You should see the following appear inside our code:

@IBOutlet var ourLabel: UILabel!

Because of this statement, we can now reference this ourLabel variable from within our code, allowing us to modify our label programmatically.

So inside the buttonPressed function, remove the println function and replace it with the following:

ourLabel.text = "You clicked the button"

Here we’re doing a few things:

  1. We reference the ourLabel object.

  2. We modify its text property.

  3. We set the text property to this “You clicked the button” string.

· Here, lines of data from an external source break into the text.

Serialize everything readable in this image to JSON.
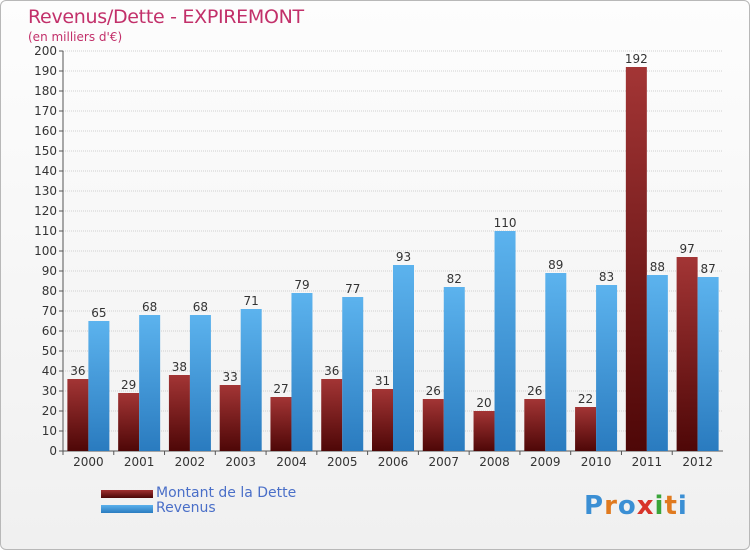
{
  "header": {
    "title": "Revenus/Dette - EXPIREMONT",
    "subtitle": "(en milliers d'€)"
  },
  "legend": [
    {
      "label": "Montant de la Dette",
      "color": "#7a1a1a"
    },
    {
      "label": "Revenus",
      "color": "#3a95da"
    }
  ],
  "logo": {
    "text": "Proxiti",
    "colors": [
      "#3b8fd4",
      "#e07a1f",
      "#3b8fd4",
      "#d8342a",
      "#3aa53a",
      "#e07a1f",
      "#3b8fd4"
    ]
  },
  "chart_data": {
    "type": "bar",
    "categories": [
      "2000",
      "2001",
      "2002",
      "2003",
      "2004",
      "2005",
      "2006",
      "2007",
      "2008",
      "2009",
      "2010",
      "2011",
      "2012"
    ],
    "series": [
      {
        "name": "Montant de la Dette",
        "values": [
          36,
          29,
          38,
          33,
          27,
          36,
          31,
          26,
          20,
          26,
          22,
          192,
          97
        ]
      },
      {
        "name": "Revenus",
        "values": [
          65,
          68,
          68,
          71,
          79,
          77,
          93,
          82,
          110,
          89,
          83,
          88,
          87
        ]
      }
    ],
    "title": "Revenus/Dette - EXPIREMONT",
    "ylabel": "(en milliers d'€)",
    "ylim": [
      0,
      200
    ],
    "ytick_step": 10,
    "grid": true,
    "legend_position": "bottom-left"
  }
}
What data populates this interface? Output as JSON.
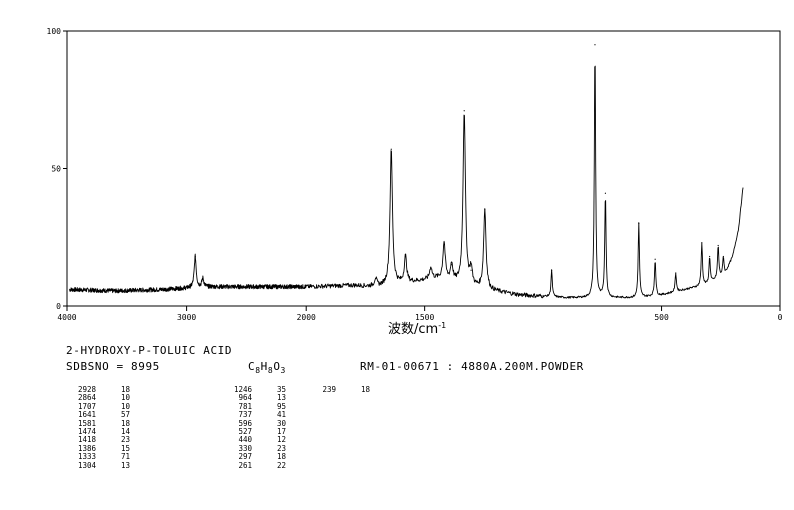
{
  "chart_data": {
    "type": "line",
    "x_axis": {
      "label": "波数/cm",
      "label_superscript": "-1",
      "range": [
        4000,
        0
      ],
      "ticks": [
        {
          "value": 4000,
          "label": "4000"
        },
        {
          "value": 3000,
          "label": "3000"
        },
        {
          "value": 2000,
          "label": "2000"
        },
        {
          "value": 1500,
          "label": "1500"
        },
        {
          "value": 500,
          "label": "500"
        },
        {
          "value": 0,
          "label": "0"
        }
      ]
    },
    "y_axis": {
      "range": [
        0,
        100
      ],
      "ticks": [
        {
          "value": 100,
          "label": "100"
        },
        {
          "value": 50,
          "label": "50"
        },
        {
          "value": 0,
          "label": "0"
        }
      ]
    },
    "baseline": [
      [
        3980,
        6
      ],
      [
        3600,
        5.5
      ],
      [
        3200,
        6
      ],
      [
        2800,
        7
      ],
      [
        2400,
        7
      ],
      [
        2000,
        7
      ],
      [
        1800,
        7.5
      ],
      [
        1700,
        7
      ],
      [
        1450,
        10
      ],
      [
        1250,
        6
      ],
      [
        1100,
        4
      ],
      [
        900,
        3
      ],
      [
        700,
        3
      ],
      [
        600,
        3
      ],
      [
        500,
        4
      ],
      [
        400,
        6
      ],
      [
        300,
        8
      ],
      [
        230,
        12
      ],
      [
        200,
        18
      ],
      [
        175,
        28
      ],
      [
        160,
        40
      ],
      [
        155,
        44
      ]
    ],
    "peaks": [
      {
        "x": 2928,
        "y": 18
      },
      {
        "x": 2864,
        "y": 10
      },
      {
        "x": 1707,
        "y": 10
      },
      {
        "x": 1641,
        "y": 57
      },
      {
        "x": 1581,
        "y": 18
      },
      {
        "x": 1474,
        "y": 14
      },
      {
        "x": 1418,
        "y": 23
      },
      {
        "x": 1386,
        "y": 15
      },
      {
        "x": 1333,
        "y": 71
      },
      {
        "x": 1304,
        "y": 13
      },
      {
        "x": 1246,
        "y": 35
      },
      {
        "x": 964,
        "y": 13
      },
      {
        "x": 781,
        "y": 95
      },
      {
        "x": 737,
        "y": 41
      },
      {
        "x": 596,
        "y": 30
      },
      {
        "x": 527,
        "y": 17
      },
      {
        "x": 440,
        "y": 12
      },
      {
        "x": 330,
        "y": 23
      },
      {
        "x": 297,
        "y": 18
      },
      {
        "x": 261,
        "y": 22
      },
      {
        "x": 239,
        "y": 18
      }
    ]
  },
  "info": {
    "compound": "2-HYDROXY-P-TOLUIC ACID",
    "sdbs": "SDBSNO = 8995",
    "formula_parts": [
      "C",
      "8",
      "H",
      "8",
      "O",
      "3"
    ],
    "method": "RM-01-00671 : 4880A.200M.POWDER"
  },
  "peak_table": {
    "col1": [
      {
        "x": "2928",
        "y": "18"
      },
      {
        "x": "2864",
        "y": "10"
      },
      {
        "x": "1707",
        "y": "10"
      },
      {
        "x": "1641",
        "y": "57"
      },
      {
        "x": "1581",
        "y": "18"
      },
      {
        "x": "1474",
        "y": "14"
      },
      {
        "x": "1418",
        "y": "23"
      },
      {
        "x": "1386",
        "y": "15"
      },
      {
        "x": "1333",
        "y": "71"
      },
      {
        "x": "1304",
        "y": "13"
      }
    ],
    "col2": [
      {
        "x": "1246",
        "y": "35"
      },
      {
        "x": "964",
        "y": "13"
      },
      {
        "x": "781",
        "y": "95"
      },
      {
        "x": "737",
        "y": "41"
      },
      {
        "x": "596",
        "y": "30"
      },
      {
        "x": "527",
        "y": "17"
      },
      {
        "x": "440",
        "y": "12"
      },
      {
        "x": "330",
        "y": "23"
      },
      {
        "x": "297",
        "y": "18"
      },
      {
        "x": "261",
        "y": "22"
      }
    ],
    "col3": [
      {
        "x": "239",
        "y": "18"
      }
    ]
  }
}
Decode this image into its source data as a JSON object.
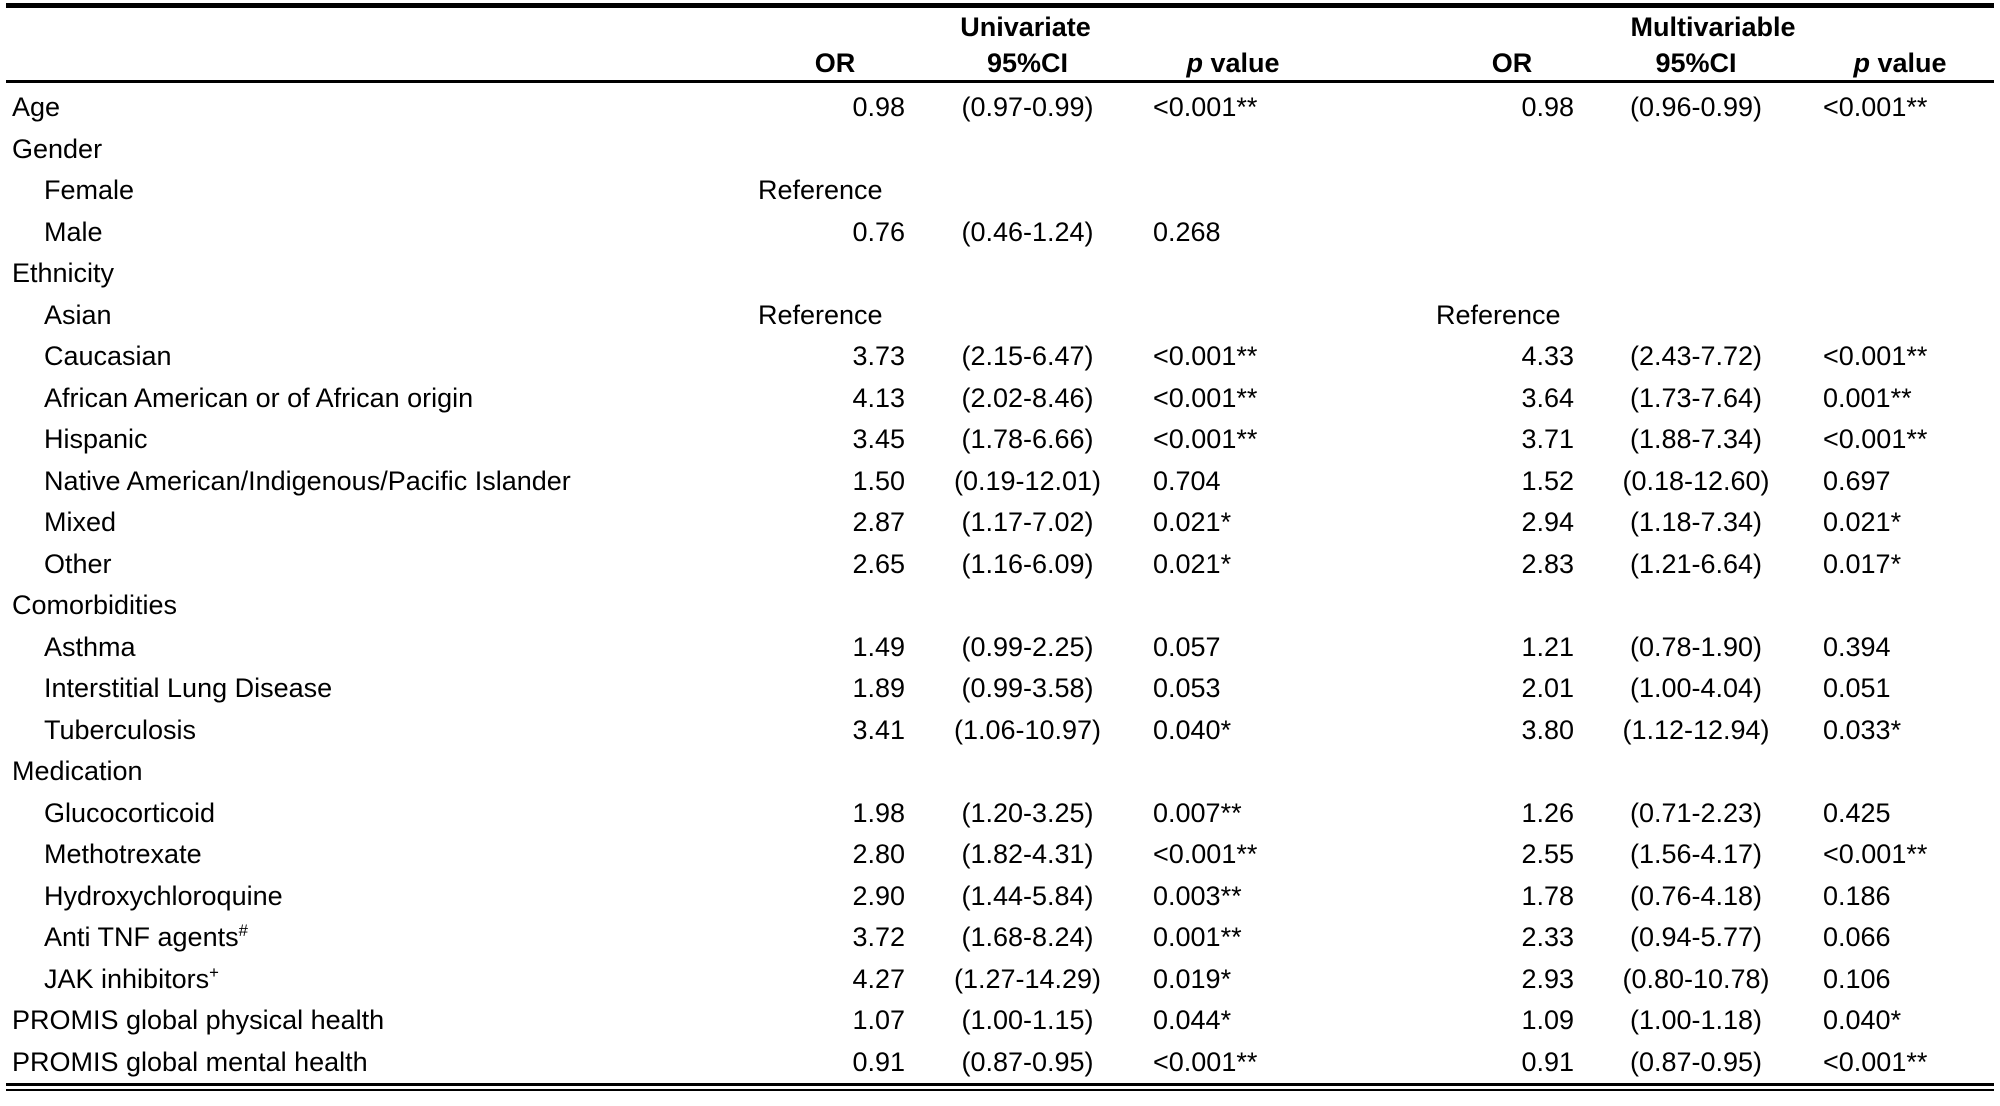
{
  "colors": {
    "background": "#ffffff",
    "text": "#000000",
    "rule": "#000000"
  },
  "table": {
    "group_headers": {
      "univariate": "Univariate",
      "multivariable": "Multivariable"
    },
    "column_headers": {
      "or": "OR",
      "ci": "95%CI",
      "p_italic": "p",
      "p_word": "value"
    },
    "reference_label": "Reference",
    "rows": [
      {
        "label": "Age",
        "indent": false,
        "sup": "",
        "u_or": "0.98",
        "u_ci": "(0.97-0.99)",
        "u_p": "<0.001**",
        "m_or": "0.98",
        "m_ci": "(0.96-0.99)",
        "m_p": "<0.001**"
      },
      {
        "label": "Gender",
        "indent": false,
        "sup": "",
        "u_or": "",
        "u_ci": "",
        "u_p": "",
        "m_or": "",
        "m_ci": "",
        "m_p": ""
      },
      {
        "label": "Female",
        "indent": true,
        "sup": "",
        "u_or": "Reference",
        "u_ci": "",
        "u_p": "",
        "m_or": "",
        "m_ci": "",
        "m_p": ""
      },
      {
        "label": "Male",
        "indent": true,
        "sup": "",
        "u_or": "0.76",
        "u_ci": "(0.46-1.24)",
        "u_p": "0.268",
        "m_or": "",
        "m_ci": "",
        "m_p": ""
      },
      {
        "label": "Ethnicity",
        "indent": false,
        "sup": "",
        "u_or": "",
        "u_ci": "",
        "u_p": "",
        "m_or": "",
        "m_ci": "",
        "m_p": ""
      },
      {
        "label": "Asian",
        "indent": true,
        "sup": "",
        "u_or": "Reference",
        "u_ci": "",
        "u_p": "",
        "m_or": "Reference",
        "m_ci": "",
        "m_p": ""
      },
      {
        "label": "Caucasian",
        "indent": true,
        "sup": "",
        "u_or": "3.73",
        "u_ci": "(2.15-6.47)",
        "u_p": "<0.001**",
        "m_or": "4.33",
        "m_ci": "(2.43-7.72)",
        "m_p": "<0.001**"
      },
      {
        "label": "African American or of African origin",
        "indent": true,
        "sup": "",
        "u_or": "4.13",
        "u_ci": "(2.02-8.46)",
        "u_p": "<0.001**",
        "m_or": "3.64",
        "m_ci": "(1.73-7.64)",
        "m_p": "0.001**"
      },
      {
        "label": "Hispanic",
        "indent": true,
        "sup": "",
        "u_or": "3.45",
        "u_ci": "(1.78-6.66)",
        "u_p": "<0.001**",
        "m_or": "3.71",
        "m_ci": "(1.88-7.34)",
        "m_p": "<0.001**"
      },
      {
        "label": "Native American/Indigenous/Pacific Islander",
        "indent": true,
        "sup": "",
        "u_or": "1.50",
        "u_ci": "(0.19-12.01)",
        "u_p": "0.704",
        "m_or": "1.52",
        "m_ci": "(0.18-12.60)",
        "m_p": "0.697"
      },
      {
        "label": "Mixed",
        "indent": true,
        "sup": "",
        "u_or": "2.87",
        "u_ci": "(1.17-7.02)",
        "u_p": "0.021*",
        "m_or": "2.94",
        "m_ci": "(1.18-7.34)",
        "m_p": "0.021*"
      },
      {
        "label": "Other",
        "indent": true,
        "sup": "",
        "u_or": "2.65",
        "u_ci": "(1.16-6.09)",
        "u_p": "0.021*",
        "m_or": "2.83",
        "m_ci": "(1.21-6.64)",
        "m_p": "0.017*"
      },
      {
        "label": "Comorbidities",
        "indent": false,
        "sup": "",
        "u_or": "",
        "u_ci": "",
        "u_p": "",
        "m_or": "",
        "m_ci": "",
        "m_p": ""
      },
      {
        "label": "Asthma",
        "indent": true,
        "sup": "",
        "u_or": "1.49",
        "u_ci": "(0.99-2.25)",
        "u_p": "0.057",
        "m_or": "1.21",
        "m_ci": "(0.78-1.90)",
        "m_p": "0.394"
      },
      {
        "label": "Interstitial Lung Disease",
        "indent": true,
        "sup": "",
        "u_or": "1.89",
        "u_ci": "(0.99-3.58)",
        "u_p": "0.053",
        "m_or": "2.01",
        "m_ci": "(1.00-4.04)",
        "m_p": "0.051"
      },
      {
        "label": "Tuberculosis",
        "indent": true,
        "sup": "",
        "u_or": "3.41",
        "u_ci": "(1.06-10.97)",
        "u_p": "0.040*",
        "m_or": "3.80",
        "m_ci": "(1.12-12.94)",
        "m_p": "0.033*"
      },
      {
        "label": "Medication",
        "indent": false,
        "sup": "",
        "u_or": "",
        "u_ci": "",
        "u_p": "",
        "m_or": "",
        "m_ci": "",
        "m_p": ""
      },
      {
        "label": "Glucocorticoid",
        "indent": true,
        "sup": "",
        "u_or": "1.98",
        "u_ci": "(1.20-3.25)",
        "u_p": "0.007**",
        "m_or": "1.26",
        "m_ci": "(0.71-2.23)",
        "m_p": "0.425"
      },
      {
        "label": "Methotrexate",
        "indent": true,
        "sup": "",
        "u_or": "2.80",
        "u_ci": "(1.82-4.31)",
        "u_p": "<0.001**",
        "m_or": "2.55",
        "m_ci": "(1.56-4.17)",
        "m_p": "<0.001**"
      },
      {
        "label": "Hydroxychloroquine",
        "indent": true,
        "sup": "",
        "u_or": "2.90",
        "u_ci": "(1.44-5.84)",
        "u_p": "0.003**",
        "m_or": "1.78",
        "m_ci": "(0.76-4.18)",
        "m_p": "0.186"
      },
      {
        "label": "Anti TNF agents",
        "indent": true,
        "sup": "#",
        "u_or": "3.72",
        "u_ci": "(1.68-8.24)",
        "u_p": "0.001**",
        "m_or": "2.33",
        "m_ci": "(0.94-5.77)",
        "m_p": "0.066"
      },
      {
        "label": "JAK inhibitors",
        "indent": true,
        "sup": "+",
        "u_or": "4.27",
        "u_ci": "(1.27-14.29)",
        "u_p": "0.019*",
        "m_or": "2.93",
        "m_ci": "(0.80-10.78)",
        "m_p": "0.106"
      },
      {
        "label": "PROMIS global physical health",
        "indent": false,
        "sup": "",
        "u_or": "1.07",
        "u_ci": "(1.00-1.15)",
        "u_p": "0.044*",
        "m_or": "1.09",
        "m_ci": "(1.00-1.18)",
        "m_p": "0.040*"
      },
      {
        "label": "PROMIS global mental health",
        "indent": false,
        "sup": "",
        "u_or": "0.91",
        "u_ci": "(0.87-0.95)",
        "u_p": "<0.001**",
        "m_or": "0.91",
        "m_ci": "(0.87-0.95)",
        "m_p": "<0.001**"
      }
    ]
  }
}
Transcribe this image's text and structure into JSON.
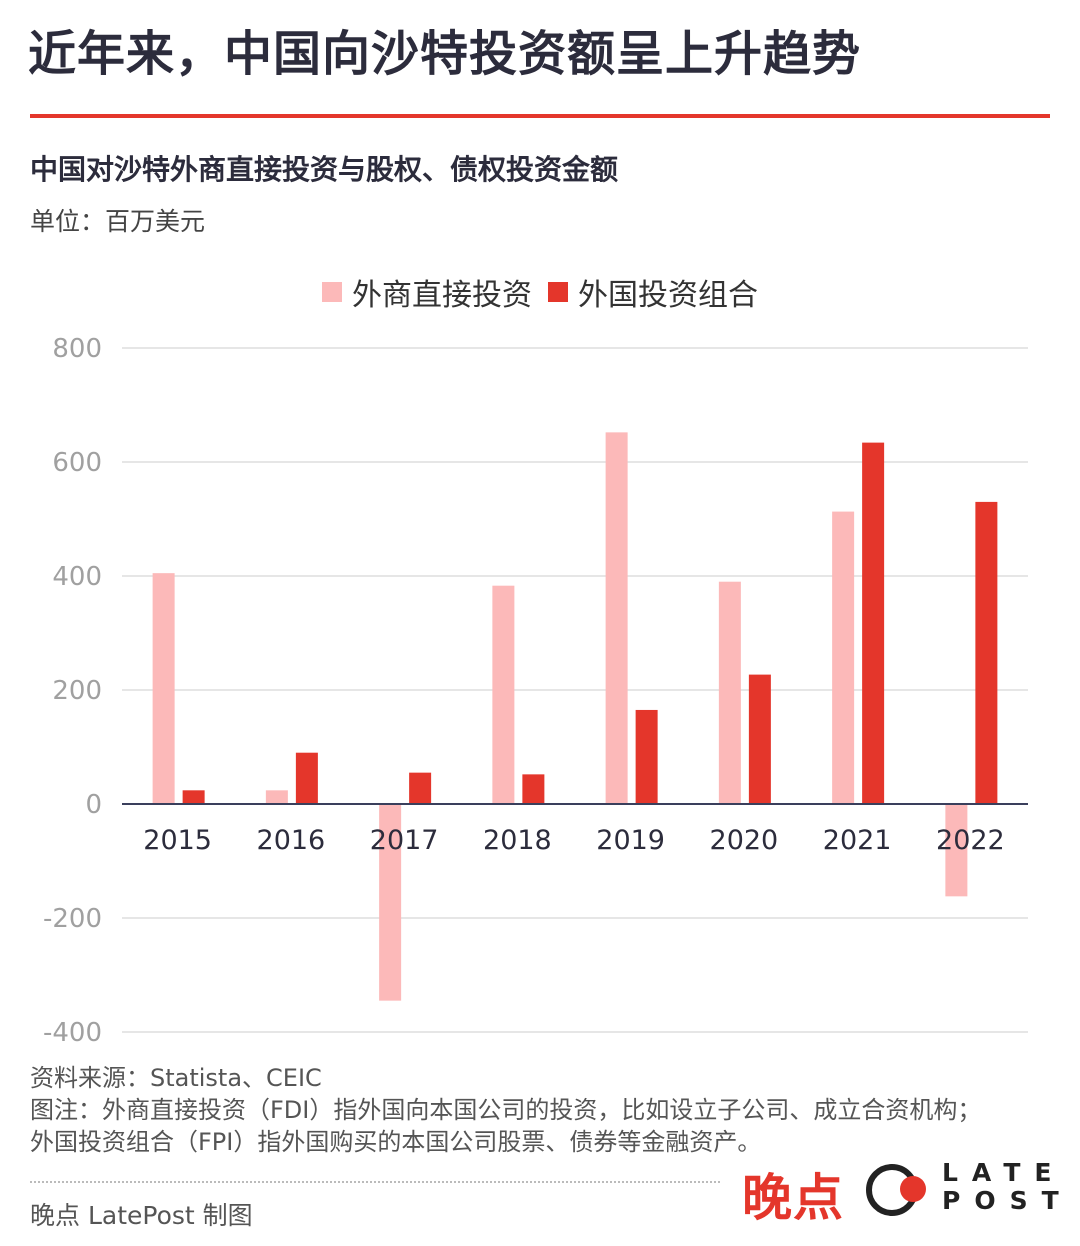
{
  "headline": "近年来，中国向沙特投资额呈上升趋势",
  "subtitle": "中国对沙特外商直接投资与股权、债权投资金额",
  "unit": "单位：百万美元",
  "colors": {
    "accent": "#e4362b",
    "fdi": "#fcb9b9",
    "fpi": "#e4362b",
    "text": "#2c2c3c"
  },
  "chart_data": {
    "type": "bar",
    "title": "中国对沙特外商直接投资与股权、债权投资金额",
    "ylabel": "单位：百万美元",
    "categories": [
      "2015",
      "2016",
      "2017",
      "2018",
      "2019",
      "2020",
      "2021",
      "2022"
    ],
    "series": [
      {
        "name": "外商直接投资",
        "values": [
          405,
          24,
          -345,
          383,
          652,
          390,
          513,
          -162
        ]
      },
      {
        "name": "外国投资组合",
        "values": [
          24,
          90,
          55,
          52,
          165,
          227,
          634,
          530
        ]
      }
    ],
    "ylim": [
      -400,
      800
    ],
    "yticks": [
      800,
      600,
      400,
      200,
      0,
      -200,
      -400
    ],
    "ytick_labels": [
      "800",
      "600",
      "400",
      "200",
      "0",
      "-200",
      "-400"
    ],
    "grid": true,
    "legend": "top-center"
  },
  "notes": {
    "source": "资料来源：Statista、CEIC",
    "note1": "图注：外商直接投资（FDI）指外国向本国公司的投资，比如设立子公司、成立合资机构；",
    "note2": "外国投资组合（FPI）指外国购买的本国公司股票、债券等金融资产。"
  },
  "credit": "晚点 LatePost 制图",
  "brand": {
    "cn": "晚点",
    "en_line1": "LATE",
    "en_line2": "POST"
  }
}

As a result, if we run the simulator again, clicking the “Click Me” button will change the value of the label to this static text.

Conclusion

In this tutorial, we’ve only covered the absolute basics of making an iOS application with Swift. You probably have a lot of lingering questions, and that’s fine, iOS development is a big topic and questions are your friend.

That said, a lot can be achieved with even just this basic understanding of outlets and actions, so here’s a challenge:

Add a text field to the interface and make it so whenever the user types into this field, it’s content will appear inside the label when they press the button. If you’re not sure where to start, note that the text field will need to be an outlet.